18 novembre 2020
Nous présentons un protocole d’étalonnage détaillé pour une technique commerciale de rhéologie de superposition orthogonale utilisant des fluides newtoniens, y compris des méthodes de détermination du facteur de correction de l’effet final et des recommandations pour les meilleures pratiques afin de réduire les erreurs expérimentales.
La radiologie par superposition orthogonale est une technique avancée qui permet de mesurer les propriétés radiologiques de fluides complexes dans des conditions d’écoulement non linéaires, ce qui permet de mieux comprendre les changements micro-structurels qui régissent les propriétés macroscopiques. Les informations obtenues sur les relations de traitement des propriétés structurées dans les fluides complexes sont importantes pour de nombreuses industries pour le développement et la fabrication de produits fiables. L’OSP est maintenant disponible dans le commerce pour la communauté de la radiologie.
Compte tenu de la complexité de la conception géométrique, un protocole permettant de quantifier l’erreur de mesure est essentiel à l’utilisation réussie de cette technique. Le protocole d’étalonnage décrit dans cette vidéo est la première procédure d’utilisation standard pour déterminer correctement les facteurs d’effet final, une prise en compte correcte des facteurs d’effet final réduit l’erreur de mesure. Avant d’installer la géométrie, activez la fonction de superposition orthogonale dans le logiciel du rhéomètre.
Après avoir soulevé la platine à la hauteur maximale, installez un thermomètre à résistance de platine inférieur sur la station d’essai pour la mesure de la température et un dispositif de contrôle de l’environnement. Assemblez les cylindres intérieur et extérieur, pour compléter la configuration de la coupelle à double paroi. Insérez la coupelle dans le dispositif de contrôle de l’environnement et alignez la géométrie.
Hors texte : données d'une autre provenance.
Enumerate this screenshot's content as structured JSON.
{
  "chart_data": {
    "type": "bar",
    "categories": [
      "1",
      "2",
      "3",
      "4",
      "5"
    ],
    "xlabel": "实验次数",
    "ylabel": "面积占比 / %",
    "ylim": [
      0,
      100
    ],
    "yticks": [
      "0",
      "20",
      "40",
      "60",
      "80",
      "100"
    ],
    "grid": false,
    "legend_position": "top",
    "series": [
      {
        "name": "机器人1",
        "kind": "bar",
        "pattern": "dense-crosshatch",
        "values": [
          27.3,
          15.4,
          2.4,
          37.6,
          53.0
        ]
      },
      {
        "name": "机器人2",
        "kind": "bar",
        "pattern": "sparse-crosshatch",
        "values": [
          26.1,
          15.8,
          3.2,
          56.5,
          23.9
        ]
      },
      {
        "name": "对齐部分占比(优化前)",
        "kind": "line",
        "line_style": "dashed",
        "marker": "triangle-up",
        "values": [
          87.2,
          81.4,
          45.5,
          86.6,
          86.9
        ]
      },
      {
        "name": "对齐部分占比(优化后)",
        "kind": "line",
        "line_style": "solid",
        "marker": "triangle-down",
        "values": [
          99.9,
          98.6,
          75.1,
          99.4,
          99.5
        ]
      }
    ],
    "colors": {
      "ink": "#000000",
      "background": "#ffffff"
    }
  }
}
Appuyez sur la coupelle de géométrie inférieure vers le bas pour comprimer le thermomètre à résistance de platine à ressort, en utilisant un tournevis dynamométrique pour serrer la vis à oreilles. Désactivez la puissance du moteur et utilisez un doigt pour faire tourner la géométrie afin de confirmer que la coupelle tourne librement. Installez la géométrie supérieure sur l’arbre de la sonde et cliquez sur le bouton de déchirure de la sonde dans le panneau de commande de la sonde du logiciel du rhéomètre pour déchirer la force et le couple normaux.
Cliquez ensuite sur le bouton de mise à zéro pour mettre à zéro l’écart entre les géométries supérieure et inférieure. Pour charger le matériau de test, soulevez la platine pour fournir suffisamment d’espace de travail pour charger le matériau de test dans la tasse et chargez soigneusement le matériau de test dans la tasse. Abaissez soigneusement la géométrie supérieure dans le fluide pour atteindre le point de consigne de l’écart de géométrie de huit millimètres.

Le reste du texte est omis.